Vindicator Logo

GOP CONVENTION | It's Trump's moment before the nation – and GOP skeptics

Thursday, July 21, 2016

CLEVELAND (AP) — A man badly in need of a big moment, Donald Trump today faced the most important speech of his presidential campaign, a last chance to make his case to skeptics at a convention marked by divided loyalties and unwanted distractions.

The newly crowned Republican nominee had hoped for a triumphant turn at the podium, but he has instead been plagued by fresh political and policy headaches: His most tenacious primary rival, Sen. Ted Cruz, still refused to endorse him – and happily took the convention stage anyway. And Trump's own exposition of his foreign policy views was rattling allies at home and abroad.

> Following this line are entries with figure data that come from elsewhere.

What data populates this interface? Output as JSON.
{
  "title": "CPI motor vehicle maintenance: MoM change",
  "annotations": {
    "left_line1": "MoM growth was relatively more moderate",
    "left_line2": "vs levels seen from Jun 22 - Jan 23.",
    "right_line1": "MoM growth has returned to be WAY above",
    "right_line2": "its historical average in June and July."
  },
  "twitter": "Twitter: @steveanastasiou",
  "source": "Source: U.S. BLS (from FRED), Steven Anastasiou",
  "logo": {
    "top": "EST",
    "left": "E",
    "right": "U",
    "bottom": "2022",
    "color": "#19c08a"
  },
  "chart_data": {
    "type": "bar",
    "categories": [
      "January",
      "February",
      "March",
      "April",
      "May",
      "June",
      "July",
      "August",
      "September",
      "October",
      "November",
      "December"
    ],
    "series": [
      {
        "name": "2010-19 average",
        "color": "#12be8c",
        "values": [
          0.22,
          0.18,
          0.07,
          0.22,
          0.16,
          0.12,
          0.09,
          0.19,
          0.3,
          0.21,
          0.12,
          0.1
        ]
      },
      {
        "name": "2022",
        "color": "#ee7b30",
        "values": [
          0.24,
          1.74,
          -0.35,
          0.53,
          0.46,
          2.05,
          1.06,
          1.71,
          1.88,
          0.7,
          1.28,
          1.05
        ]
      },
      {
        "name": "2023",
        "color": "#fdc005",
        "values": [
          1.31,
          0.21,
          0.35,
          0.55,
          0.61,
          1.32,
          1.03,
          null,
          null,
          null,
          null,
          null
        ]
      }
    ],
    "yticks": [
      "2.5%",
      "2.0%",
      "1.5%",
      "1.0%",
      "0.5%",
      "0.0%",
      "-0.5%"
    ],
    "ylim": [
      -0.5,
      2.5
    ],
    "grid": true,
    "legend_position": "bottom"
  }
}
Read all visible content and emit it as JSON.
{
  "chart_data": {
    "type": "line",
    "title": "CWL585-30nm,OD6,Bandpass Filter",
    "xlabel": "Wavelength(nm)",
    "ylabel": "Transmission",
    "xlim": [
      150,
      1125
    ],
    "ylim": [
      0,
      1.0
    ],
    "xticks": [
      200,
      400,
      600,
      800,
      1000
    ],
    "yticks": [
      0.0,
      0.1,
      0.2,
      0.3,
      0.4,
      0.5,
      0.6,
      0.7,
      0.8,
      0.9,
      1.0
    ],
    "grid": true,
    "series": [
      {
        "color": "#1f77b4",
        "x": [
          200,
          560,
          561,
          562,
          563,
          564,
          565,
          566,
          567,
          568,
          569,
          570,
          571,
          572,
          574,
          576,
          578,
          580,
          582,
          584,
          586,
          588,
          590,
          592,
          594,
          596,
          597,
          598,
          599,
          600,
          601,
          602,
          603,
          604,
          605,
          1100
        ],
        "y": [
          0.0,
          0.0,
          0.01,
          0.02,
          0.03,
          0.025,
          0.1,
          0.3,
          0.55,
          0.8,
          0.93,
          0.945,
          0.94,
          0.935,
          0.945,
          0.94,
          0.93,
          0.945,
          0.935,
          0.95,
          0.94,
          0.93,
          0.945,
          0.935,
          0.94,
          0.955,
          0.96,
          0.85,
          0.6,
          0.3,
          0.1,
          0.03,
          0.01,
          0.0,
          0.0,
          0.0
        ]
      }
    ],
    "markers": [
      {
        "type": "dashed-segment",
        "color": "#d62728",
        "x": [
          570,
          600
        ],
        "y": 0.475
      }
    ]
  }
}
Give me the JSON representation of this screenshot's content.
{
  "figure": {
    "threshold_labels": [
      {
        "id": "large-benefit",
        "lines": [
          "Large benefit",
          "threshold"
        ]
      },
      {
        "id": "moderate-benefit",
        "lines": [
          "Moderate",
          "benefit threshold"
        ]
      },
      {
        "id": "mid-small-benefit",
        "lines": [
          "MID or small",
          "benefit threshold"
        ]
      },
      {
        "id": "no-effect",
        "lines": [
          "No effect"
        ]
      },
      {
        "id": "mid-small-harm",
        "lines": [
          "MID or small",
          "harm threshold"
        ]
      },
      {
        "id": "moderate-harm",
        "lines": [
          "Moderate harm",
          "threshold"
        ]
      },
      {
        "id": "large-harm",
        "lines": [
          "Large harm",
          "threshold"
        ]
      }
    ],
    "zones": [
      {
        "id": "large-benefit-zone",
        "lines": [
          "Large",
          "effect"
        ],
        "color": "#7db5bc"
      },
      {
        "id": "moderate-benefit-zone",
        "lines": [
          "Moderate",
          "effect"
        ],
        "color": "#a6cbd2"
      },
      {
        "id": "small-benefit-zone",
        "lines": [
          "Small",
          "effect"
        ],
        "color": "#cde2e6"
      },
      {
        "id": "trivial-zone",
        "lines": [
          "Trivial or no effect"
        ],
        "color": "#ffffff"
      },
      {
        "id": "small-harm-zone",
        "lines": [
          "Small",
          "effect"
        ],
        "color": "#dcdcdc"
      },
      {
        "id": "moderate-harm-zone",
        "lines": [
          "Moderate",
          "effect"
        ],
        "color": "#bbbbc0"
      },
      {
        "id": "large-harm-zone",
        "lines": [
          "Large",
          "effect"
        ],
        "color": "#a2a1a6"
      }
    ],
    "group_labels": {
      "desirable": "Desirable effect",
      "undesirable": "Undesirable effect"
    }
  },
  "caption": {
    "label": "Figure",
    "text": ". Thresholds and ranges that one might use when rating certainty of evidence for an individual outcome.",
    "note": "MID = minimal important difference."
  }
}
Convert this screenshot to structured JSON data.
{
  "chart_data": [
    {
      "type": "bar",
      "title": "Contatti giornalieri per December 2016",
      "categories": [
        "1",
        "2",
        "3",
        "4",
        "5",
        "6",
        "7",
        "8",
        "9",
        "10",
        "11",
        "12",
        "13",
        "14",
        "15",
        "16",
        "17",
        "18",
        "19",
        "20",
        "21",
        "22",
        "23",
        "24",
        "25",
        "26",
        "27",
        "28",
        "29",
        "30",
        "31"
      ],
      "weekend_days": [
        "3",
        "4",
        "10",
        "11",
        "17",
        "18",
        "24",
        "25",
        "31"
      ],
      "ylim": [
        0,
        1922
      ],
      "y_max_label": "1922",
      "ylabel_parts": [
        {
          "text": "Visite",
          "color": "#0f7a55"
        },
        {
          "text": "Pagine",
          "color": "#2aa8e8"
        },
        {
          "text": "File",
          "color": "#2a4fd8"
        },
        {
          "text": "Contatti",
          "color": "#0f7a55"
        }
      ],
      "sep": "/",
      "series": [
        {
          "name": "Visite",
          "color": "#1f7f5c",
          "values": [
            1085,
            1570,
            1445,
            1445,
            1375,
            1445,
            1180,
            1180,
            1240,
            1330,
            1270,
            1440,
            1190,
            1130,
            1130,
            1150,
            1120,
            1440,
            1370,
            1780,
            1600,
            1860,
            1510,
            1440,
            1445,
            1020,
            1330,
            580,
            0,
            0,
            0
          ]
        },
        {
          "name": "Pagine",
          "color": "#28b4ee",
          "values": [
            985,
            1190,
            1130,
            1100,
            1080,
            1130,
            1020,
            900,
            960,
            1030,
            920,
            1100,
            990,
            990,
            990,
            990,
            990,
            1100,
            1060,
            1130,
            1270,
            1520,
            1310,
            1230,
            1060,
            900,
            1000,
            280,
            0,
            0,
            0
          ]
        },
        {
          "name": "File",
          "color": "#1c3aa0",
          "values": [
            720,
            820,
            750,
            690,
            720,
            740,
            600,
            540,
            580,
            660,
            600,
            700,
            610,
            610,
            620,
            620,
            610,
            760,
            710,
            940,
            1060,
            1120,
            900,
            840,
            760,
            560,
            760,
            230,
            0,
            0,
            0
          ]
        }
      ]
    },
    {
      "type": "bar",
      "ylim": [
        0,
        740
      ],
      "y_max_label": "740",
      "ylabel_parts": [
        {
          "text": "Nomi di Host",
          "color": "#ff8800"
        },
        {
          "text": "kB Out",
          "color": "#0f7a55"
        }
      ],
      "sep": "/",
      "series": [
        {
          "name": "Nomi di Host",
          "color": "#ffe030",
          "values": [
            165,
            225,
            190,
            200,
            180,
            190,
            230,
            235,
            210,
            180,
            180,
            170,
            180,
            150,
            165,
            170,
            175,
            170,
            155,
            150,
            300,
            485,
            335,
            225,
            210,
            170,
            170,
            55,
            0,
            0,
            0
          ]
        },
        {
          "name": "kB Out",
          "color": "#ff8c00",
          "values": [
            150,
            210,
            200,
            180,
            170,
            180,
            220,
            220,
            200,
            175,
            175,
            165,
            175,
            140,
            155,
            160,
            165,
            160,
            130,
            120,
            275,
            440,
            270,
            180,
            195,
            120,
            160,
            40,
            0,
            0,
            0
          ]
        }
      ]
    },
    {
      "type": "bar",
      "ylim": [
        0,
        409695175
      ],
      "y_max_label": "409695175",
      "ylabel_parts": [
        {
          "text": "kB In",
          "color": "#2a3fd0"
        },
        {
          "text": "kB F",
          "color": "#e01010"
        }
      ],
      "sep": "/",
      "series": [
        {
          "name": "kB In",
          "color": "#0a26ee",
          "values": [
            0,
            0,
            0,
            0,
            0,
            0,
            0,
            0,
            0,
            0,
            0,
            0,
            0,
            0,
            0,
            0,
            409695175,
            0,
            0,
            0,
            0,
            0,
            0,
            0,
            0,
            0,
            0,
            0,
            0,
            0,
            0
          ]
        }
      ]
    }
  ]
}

The candidate said he just wanted people to come out of the Republican National Convention knowing this fact: "I'm very well-liked." But it is clear he'll need more than that if he is to end his four days in the spotlight achieving more good than harm.

Trump raised the stakes in an interview in which he said he would set new conditions before coming to the aid of NATO allies. The remarks, in an interview published today with The New York Times, deviated from decades of U.S. foreign policy doctrine and seemed to suggest he would put new conditions on the 67-year-old alliance's bedrock principle of collective defense.